C’est une idée petite mais radicale: cette foi n’est pas une institution, pas une doctrine, mais une qualité de l’âme, accessible à quiconque, n’importe où.
Tard dans l’après-midi, alors que l’appel à la prière résonne doucement à travers le complexe, Baba Mondi peut souvent être retrouvé assis tranquillement dans la cour, saluant les visiteurs sans cérémonie. Il n’y a pas de suite, pas de voiture blindé, pas d’air d’intouchabilité. Au lieu de cela, il y a une sorte d’orpolence à son sujet, comme s’il était moins un homme qu’un médium – à travers les vieilles sagesses et les espoirs anciens essayant encore, contre toute attente, se faire entendre.
Dans un siècle marqué par le renouveau religieux et la guerre religieuse, par les défaillances spectaculaires de l’athéisme militant et de la foi militante, la vision lente et obstinée de Baba Mondi semble presque révolutionnaire. C’est une révolution menée sans slogans, sans épées – seulement par le travail de conversation, l’hospitalité et la prière.

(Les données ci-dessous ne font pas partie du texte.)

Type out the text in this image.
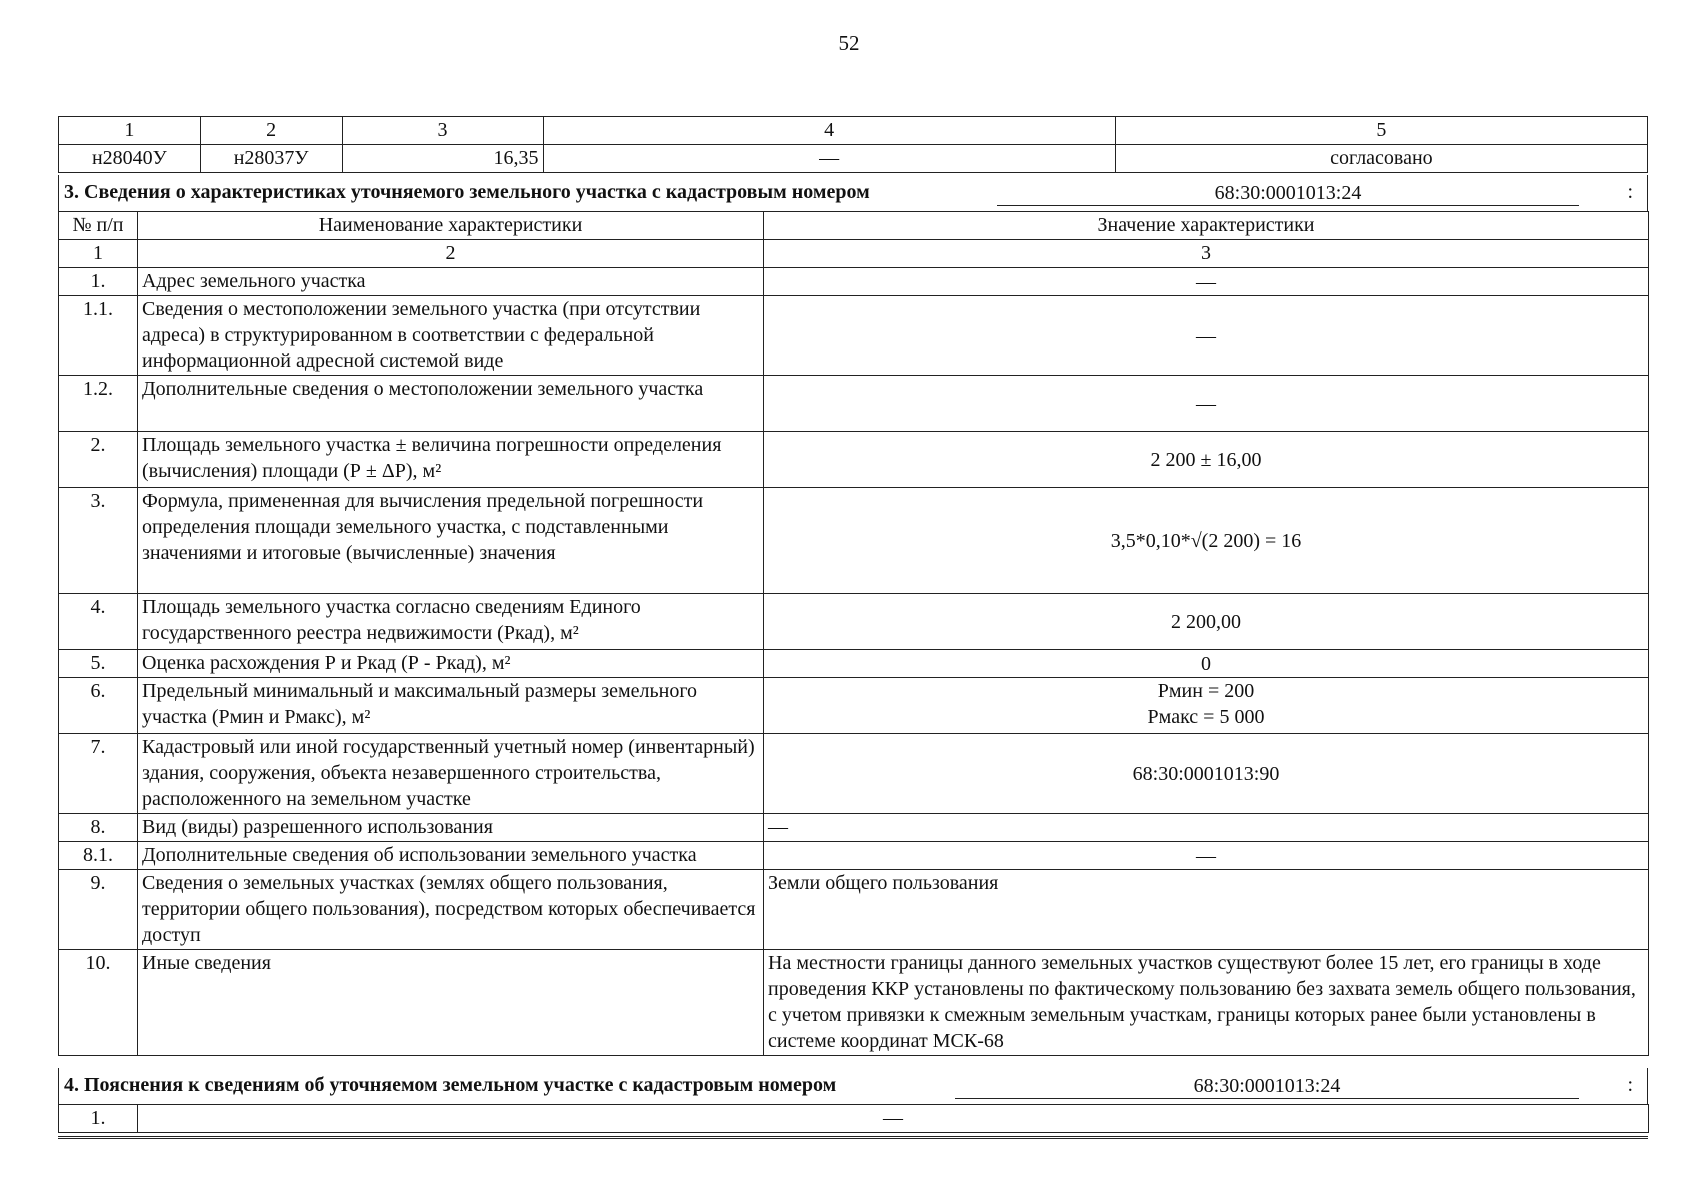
52
1	2	3	4	5
н28040У	н28037У	16,35	—	согласовано
3. Сведения о характеристиках уточняемого земельного участка с кадастровым номером	68:30:0001013:24	:
№ п/п	Наименование характеристики	Значение характеристики
1	2	3
1.	Адрес земельного участка	—
1.1.	Сведения о местоположении земельного участка (при отсутствии адреса) в структурированном в соответствии с федеральной информационной адресной системой виде	—
1.2.	Дополнительные сведения о местоположении земельного участка	—
2.	Площадь земельного участка ± величина погрешности определения (вычисления) площади (Р ± ΔР), м²	2 200 ± 16,00
3.	Формула, примененная для вычисления предельной погрешности определения площади земельного участка, с подставленными значениями и итоговые (вычисленные) значения	3,5*0,10*√(2 200) = 16
4.	Площадь земельного участка согласно сведениям Единого государственного реестра недвижимости (Ркад), м²	2 200,00
5.	Оценка расхождения Р и Ркад (Р - Ркад), м²	0
6.	Предельный минимальный и максимальный размеры земельного участка (Рмин и Рмакс), м²	Рмин = 200
Рмакс = 5 000

7.	Кадастровый или иной государственный учетный номер (инвентарный) здания, сооружения, объекта незавершенного строительства, расположенного на земельном участке	68:30:0001013:90
8.	Вид (виды) разрешенного использования	—
8.1.	Дополнительные сведения об использовании земельного участка	—
9.	Сведения о земельных участках (землях общего пользования, территории общего пользования), посредством которых обеспечивается доступ	Земли общего пользования
10.	Иные сведения	На местности границы данного земельных участков существуют более 15 лет, его границы в ходе проведения ККР установлены по фактическому пользованию без захвата земель общего пользования, с учетом привязки к смежным земельным участкам, границы которых ранее были установлены в системе координат МСК-68
4. Пояснения к сведениям об уточняемом земельном участке с кадастровым номером	68:30:0001013:24	:
1.	—
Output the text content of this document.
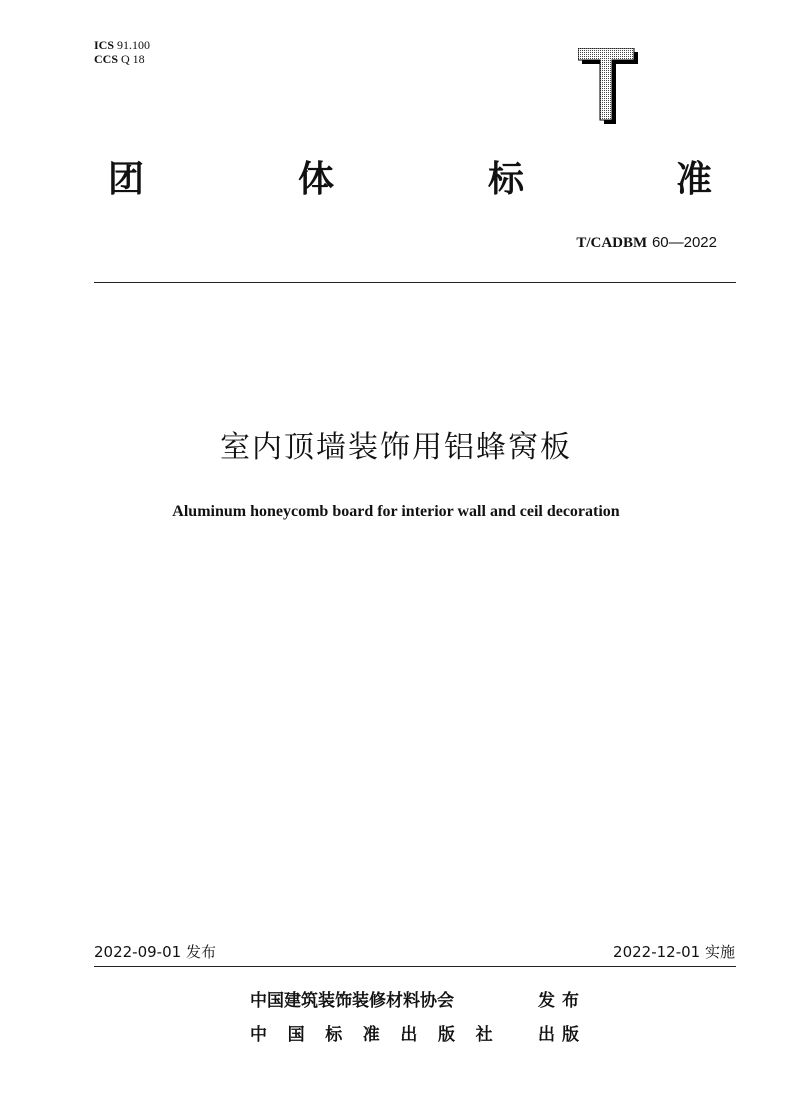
ICS 91.100
CCS Q 18
团	体	标	准
T/CADBM 60—2022
室内顶墙装饰用铝蜂窝板
Aluminum honeycomb board for interior wall and ceil decoration
2022-09-01 发布	2022-12-01 实施
中国建筑装饰装修材料协会	发 布
中 国 标 准 出 版 社	出 版
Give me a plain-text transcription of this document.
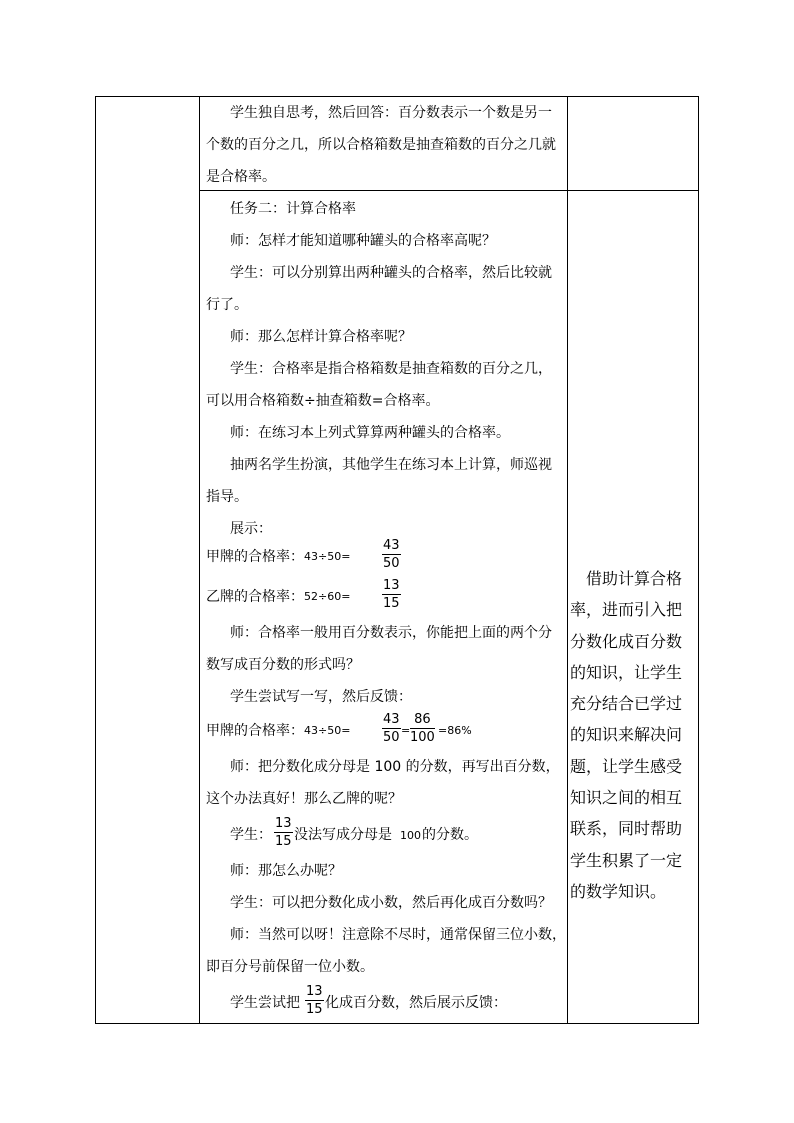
学生独自思考，然后回答：百分数表示一个数是另一
个数的百分之几，所以合格箱数是抽查箱数的百分之几就
是合格率。
任务二：计算合格率
师：怎样才能知道哪种罐头的合格率高呢？
学生：可以分别算出两种罐头的合格率，然后比较就
行了。
师：那么怎样计算合格率呢？
学生：合格率是指合格箱数是抽查箱数的百分之几，
可以用合格箱数÷抽查箱数=合格率。
师：在练习本上列式算算两种罐头的合格率。
抽两名学生扮演，其他学生在练习本上计算，师巡视
指导。
展示：
甲牌的合格率： $43\div 50= \frac{43}{50}$
乙牌的合格率： $52\div 60= \frac{13}{15}$
师：合格率一般用百分数表示，你能把上面的两个分
数写成百分数的形式吗？
学生尝试写一写，然后反馈：
甲牌的合格率： $43\div 50= \frac{43}{50} = \frac{86}{100} =86\%$
师：把分数化成分母是 100 的分数，再写出百分数，
这个办法真好！那么乙牌的呢？
学生： $\frac{13}{15}$ 没法写成分母是 100 的分数。
师：那怎么办呢？
学生：可以把分数化成小数，然后再化成百分数吗？
师：当然可以呀！注意除不尽时，通常保留三位小数，
即百分号前保留一位小数。
学生尝试把 $\frac{13}{15}$ 化成百分数，然后展示反馈：
　借助计算合格率，进而引入把分数化成百分数的知识，让学生充分结合已学过的知识来解决问题，让学生感受知识之间的相互联系，同时帮助学生积累了一定的数学知识。
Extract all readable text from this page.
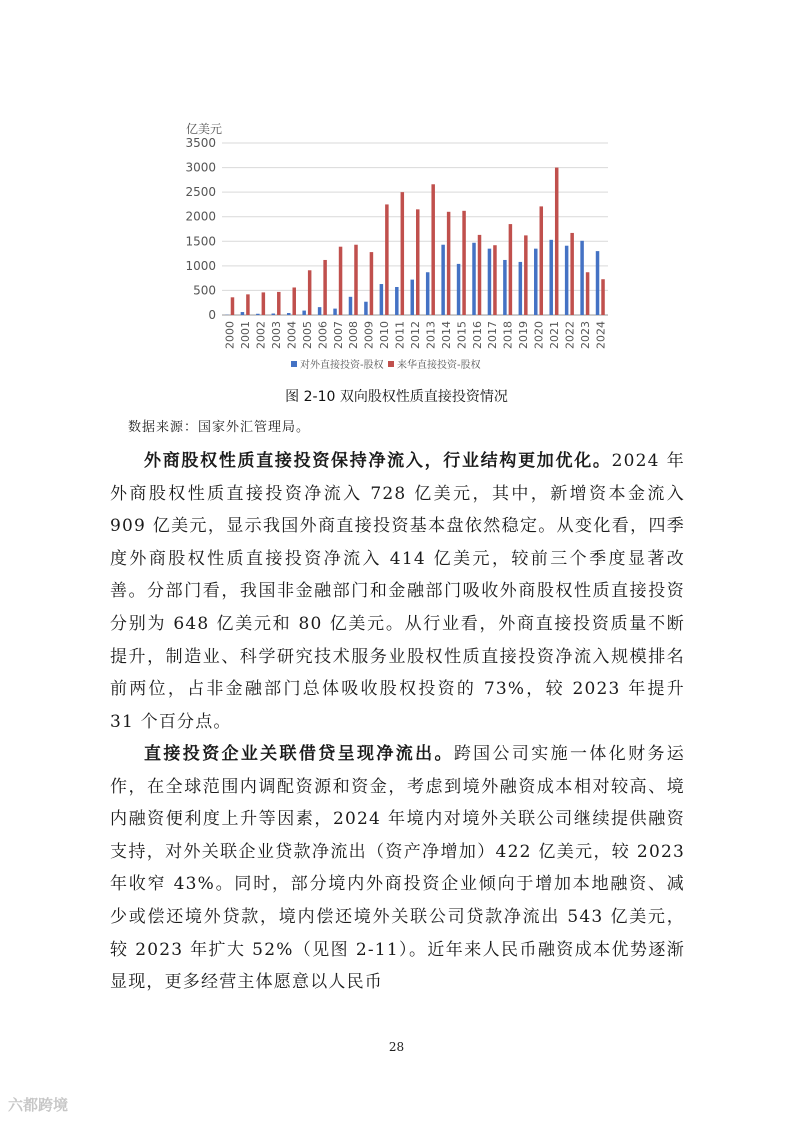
亿美元
0
500
1000
1500
2000
2500
3000
3500
2000 2001 2002 2003 2004 2005 2006 2007 2008 2009 2010 2011 2012 2013 2014 2015 2016 2017 2018 2019 2020 2021 2022 2023 2024
对外直接投资-股权 来华直接投资-股权
图 2-10 双向股权性质直接投资情况
数据来源：国家外汇管理局。

外商股权性质直接投资保持净流入，行业结构更加优化。2024 年外商股权性质直接投资净流入 728 亿美元，其中，新增资本金流入 909 亿美元，显示我国外商直接投资基本盘依然稳定。从变化看，四季度外商股权性质直接投资净流入 414 亿美元，较前三个季度显著改善。分部门看，我国非金融部门和金融部门吸收外商股权性质直接投资分别为 648 亿美元和 80 亿美元。从行业看，外商直接投资质量不断提升，制造业、科学研究技术服务业股权性质直接投资净流入规模排名前两位，占非金融部门总体吸收股权投资的 73%，较 2023 年提升 31 个百分点。

直接投资企业关联借贷呈现净流出。跨国公司实施一体化财务运作，在全球范围内调配资源和资金，考虑到境外融资成本相对较高、境内融资便利度上升等因素，2024 年境内对境外关联公司继续提供融资支持，对外关联企业贷款净流出（资产净增加）422 亿美元，较 2023 年收窄 43%。同时，部分境内外商投资企业倾向于增加本地融资、减少或偿还境外贷款，境内偿还境外关联公司贷款净流出 543 亿美元，较 2023 年扩大 52%（见图 2-11）。近年来人民币融资成本优势逐渐显现，更多经营主体愿意以人民币

28
六都跨境
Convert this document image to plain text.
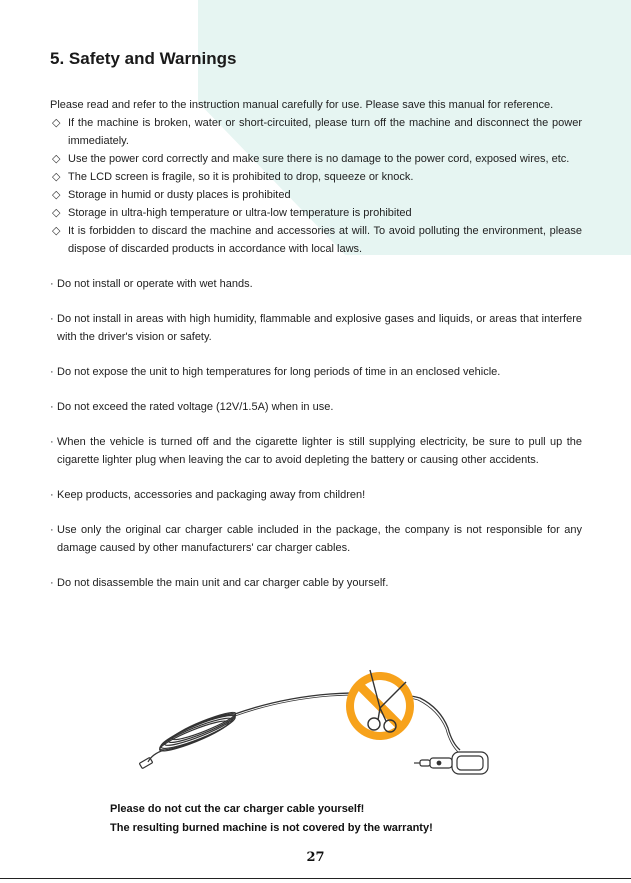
5. Safety and Warnings

Please read and refer to the instruction manual carefully for use. Please save this manual for reference.

◇ If the machine is broken, water or short-circuited, please turn off the machine and disconnect the power immediately.
◇ Use the power cord correctly and make sure there is no damage to the power cord, exposed wires, etc.
◇ The LCD screen is fragile, so it is prohibited to drop, squeeze or knock.
◇ Storage in humid or dusty places is prohibited
◇ Storage in ultra-high temperature or ultra-low temperature is prohibited
◇ It is forbidden to discard the machine and accessories at will. To avoid polluting the environment, please dispose of discarded products in accordance with local laws.
· Do not install or operate with wet hands.
· Do not install in areas with high humidity, flammable and explosive gases and liquids, or areas that interfere with the driver's vision or safety.
· Do not expose the unit to high temperatures for long periods of time in an enclosed vehicle.
· Do not exceed the rated voltage (12V/1.5A) when in use.
· When the vehicle is turned off and the cigarette lighter is still supplying electricity, be sure to pull up the cigarette lighter plug when leaving the car to avoid depleting the battery or causing other accidents.
· Keep products, accessories and packaging away from children!
· Use only the original car charger cable included in the package, the company is not responsible for any damage caused by other manufacturers' car charger cables.
· Do not disassemble the main unit and car charger cable by yourself.
Please do not cut the car charger cable yourself!
The resulting burned machine is not covered by the warranty!
27
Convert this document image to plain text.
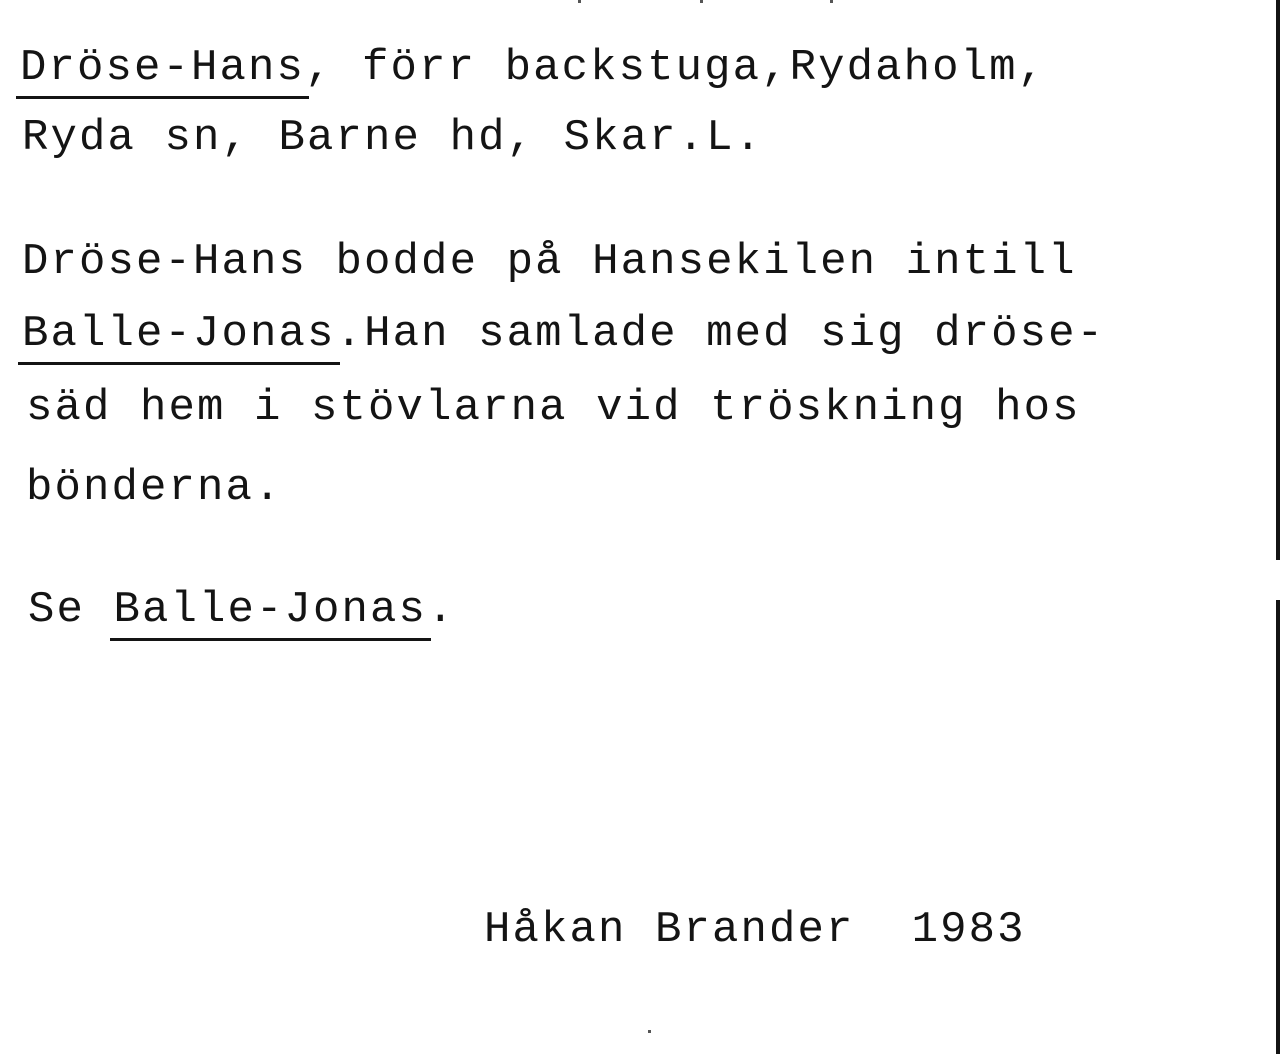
Dröse-Hans, förr backstuga,Rydaholm,
Ryda sn, Barne hd, Skar.L.
Dröse-Hans bodde på Hansekilen intill
Balle-Jonas.Han samlade med sig dröse-
säd hem i stövlarna vid tröskning hos
bönderna.
Se Balle-Jonas.
Håkan Brander 1983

Il sait, bien sûr, qu’il ne vivra pas pour voir les fruits pleins de ce qu’il plante. Mais cela n’a jamais été le point. Dans la tradition de Bektashi, ce qui compte n’est pas le résultat, mais l’offre: une vie transformée en pont, une porte, une lumière.
Et donc, chaque jour, dans un petit coin de Tirana, tandis que le monde se précipite et les palourdes et les fractures, Baba Mondi est assis tranquillement, s’occupant du travail de la paix comme on tend dans un jardin – ne s’attend pas à ce qu’il fleurit demain, mais sachant qu’un jour, quelque part, il le fera.